We have had epic bubbles in
-the equity market where the whole system was complicit
-the housing market where the whole system was complicit and the fed helped pile on
-the credit market where the whole system was complicit
And there was not one investigation while this stuff was occuring…and in fact alot of it was encouraged
The price of crude goes up because of supply and demand and lack of any coherent energy policy in the US, and there is constant commentary about bubble, manipulation, and speculation and constant calls for investigation; and of course we get it:
http://www.cftc.gov/newsroom/generalpressreleases/2008/pr5503-08.html
Well for those who think the price of crude is up for non-fundamental reasons, lets see where the price is in a few days after all the theoretical “specualtors” clear out due to this sort of stuff, and probably drive the price of crude below its normal market value in the process of hitting the exit button all at once…

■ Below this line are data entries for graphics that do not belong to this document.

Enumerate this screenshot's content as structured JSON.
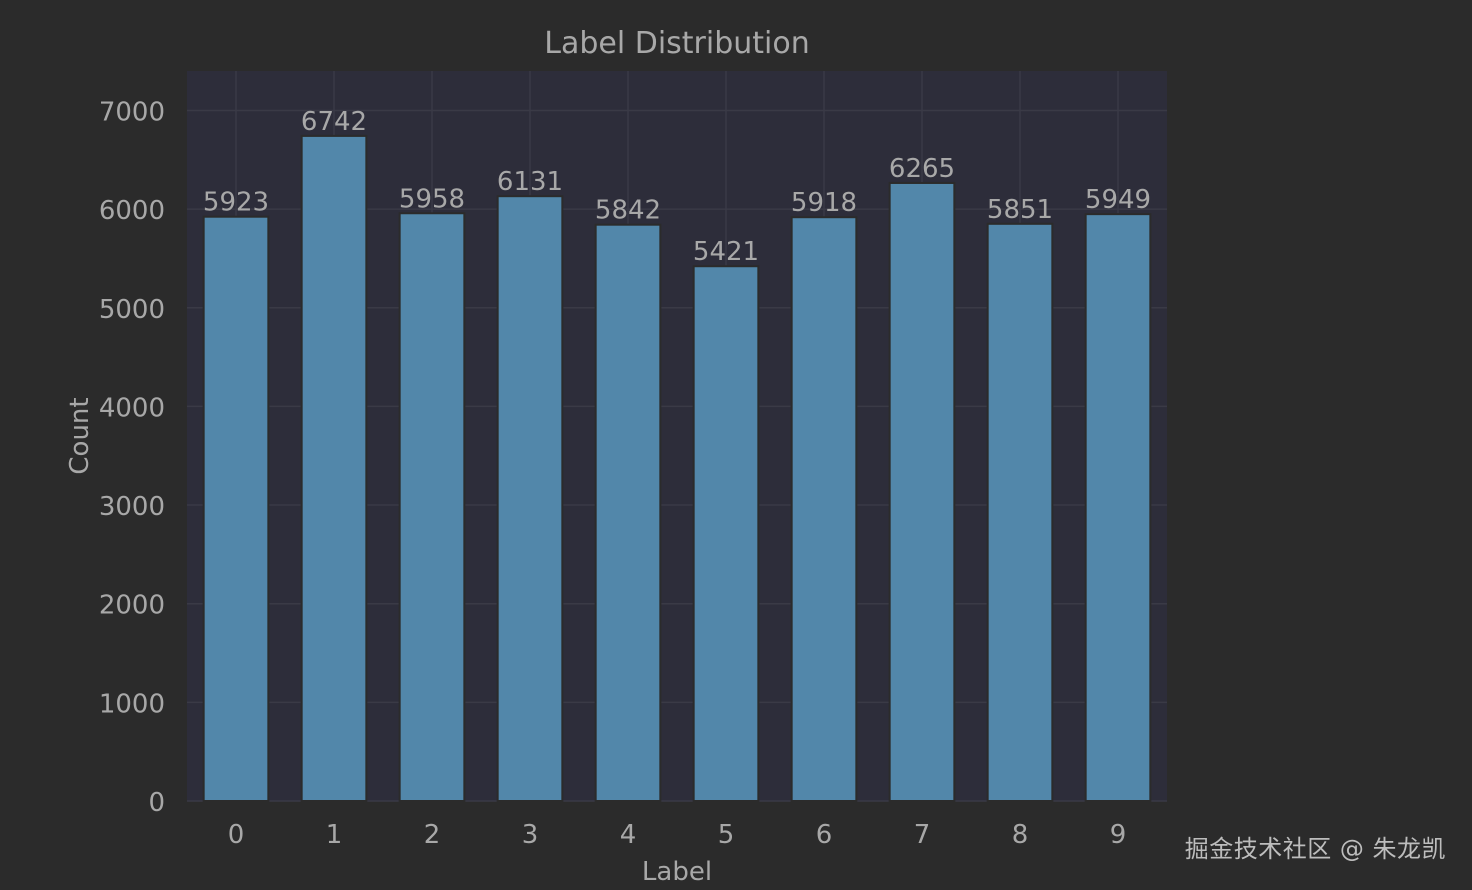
{
  "chart_data": {
    "type": "bar",
    "title": "Label Distribution",
    "xlabel": "Label",
    "ylabel": "Count",
    "categories": [
      "0",
      "1",
      "2",
      "3",
      "4",
      "5",
      "6",
      "7",
      "8",
      "9"
    ],
    "values": [
      5923,
      6742,
      5958,
      6131,
      5842,
      5421,
      5918,
      6265,
      5851,
      5949
    ],
    "data_labels": [
      "5923",
      "6742",
      "5958",
      "6131",
      "5842",
      "5421",
      "5918",
      "6265",
      "5851",
      "5949"
    ],
    "ylim": [
      0,
      7400
    ],
    "yticks": [
      0,
      1000,
      2000,
      3000,
      4000,
      5000,
      6000,
      7000
    ],
    "ytick_labels": [
      "0",
      "1000",
      "2000",
      "3000",
      "4000",
      "5000",
      "6000",
      "7000"
    ],
    "grid": true,
    "colors": {
      "figure_bg": "#2b2b2b",
      "axes_bg": "#2d2d3a",
      "bar": "#5287aa",
      "bar_edge": "#2b2b2b",
      "grid": "#3a3a46",
      "text": "#a8a8a8"
    }
  },
  "watermark": "掘金技术社区 @ 朱龙凯"
}
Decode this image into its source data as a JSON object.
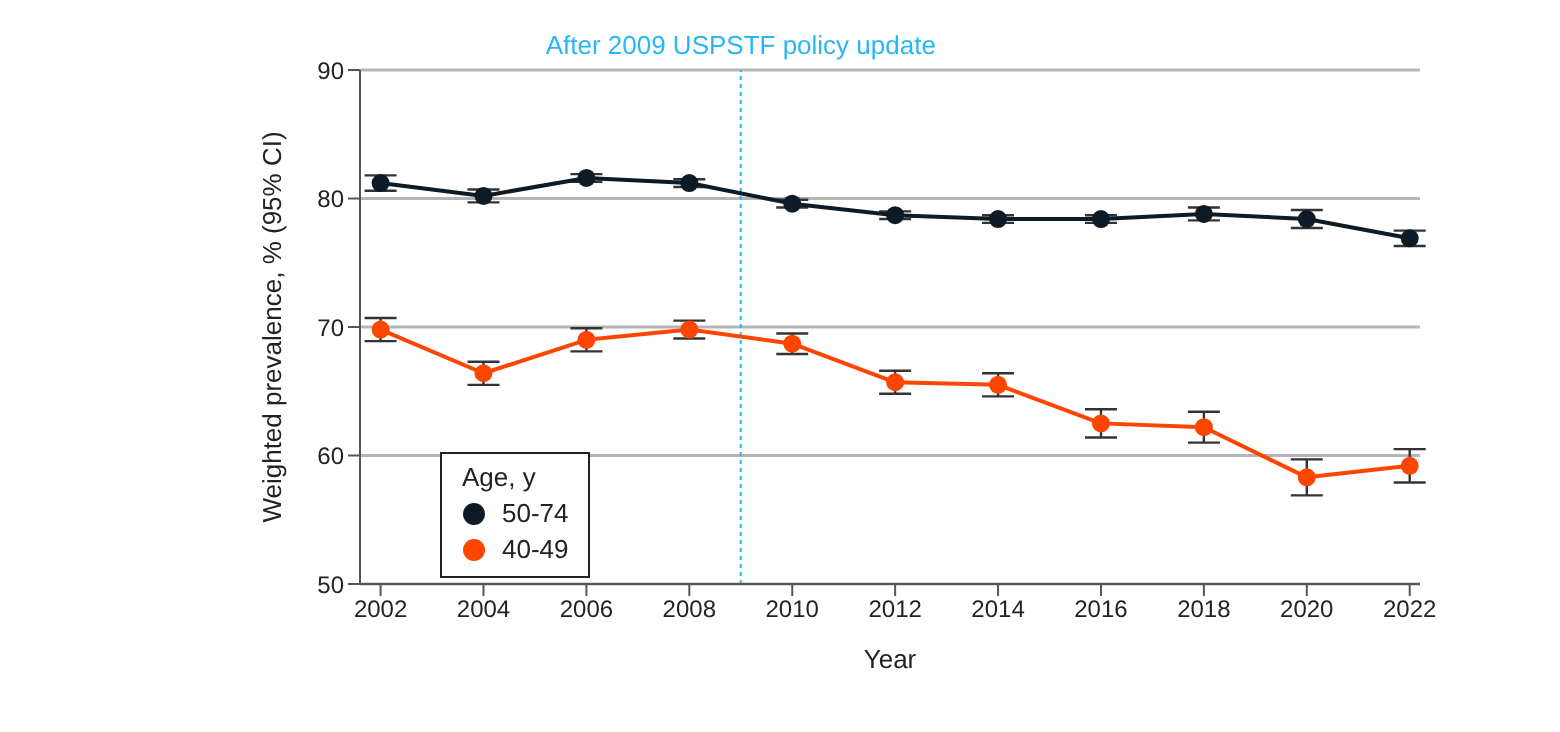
{
  "chart_data": {
    "type": "line",
    "xlabel": "Year",
    "ylabel": "Weighted prevalence, % (95% CI)",
    "legend_title": "Age, y",
    "x": [
      2002,
      2004,
      2006,
      2008,
      2010,
      2012,
      2014,
      2016,
      2018,
      2020,
      2022
    ],
    "series": [
      {
        "name": "50-74",
        "color": "#0d1b26",
        "values": [
          81.2,
          80.2,
          81.6,
          81.2,
          79.6,
          78.7,
          78.4,
          78.4,
          78.8,
          78.4,
          76.9
        ],
        "errors": [
          0.6,
          0.5,
          0.3,
          0.3,
          0.3,
          0.3,
          0.3,
          0.3,
          0.5,
          0.7,
          0.6
        ]
      },
      {
        "name": "40-49",
        "color": "#ff4500",
        "values": [
          69.8,
          66.4,
          69.0,
          69.8,
          68.7,
          65.7,
          65.5,
          62.5,
          62.2,
          58.3,
          59.2
        ],
        "errors": [
          0.9,
          0.9,
          0.9,
          0.7,
          0.8,
          0.9,
          0.9,
          1.1,
          1.2,
          1.4,
          1.3
        ]
      }
    ],
    "xlim": [
      2001.6,
      2022.2
    ],
    "xticks": [
      2002,
      2004,
      2006,
      2008,
      2010,
      2012,
      2014,
      2016,
      2018,
      2020,
      2022
    ],
    "ylim": [
      50,
      90
    ],
    "yticks": [
      50,
      60,
      70,
      80,
      90
    ],
    "ref_lines": [
      {
        "axis": "x",
        "value": 2009,
        "label": "After 2009 USPSTF policy update",
        "color": "#29b6f6",
        "line_style": "dotted"
      }
    ],
    "grid": "y",
    "legend": "bottom left",
    "marker": "circle",
    "line_style": "solid"
  }
}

ANd then we will be left with cold hard reality
Interestingly were the BLS left responsible for measuring the price of crude, they would probably say it is $20 a barrel because it is of better qulaity (somehow) and people are driving less and it has been subsituted out with walking which is free….
June 7th, 2008 at 9:51 pm
Congress Blames the Hedge Funds, Part IV: This Isn’t Complicated:
http://jeffmatthewsisnotmakingthisup.blogspot.com/2008/06/congress-blames-hedge-funds-part-iv.html
June 8th, 2008 at 9:19 pm
If I ignore the vituperation here, and try to sort out the basic point(s), it seems this writer believes that basic supply and demand are the only price drivers of oil prices today, and further thinks that speculators (even though they are not material?) will, for some strange reason, be “clearing out” in a few days, and that crude will reach its “normal market value” in that course of time.
Now there’s a bet that I’m happy to take.
No, speculators will not clear out in the near term, and no, we will not be seeing supply/demand pricing until at least after the US election; that’s my own suggestion.
June 8th, 2008 at 9:22 pm
Oh, and P.s. : I got my elementary education (for the little I think it was worth) at Stanford.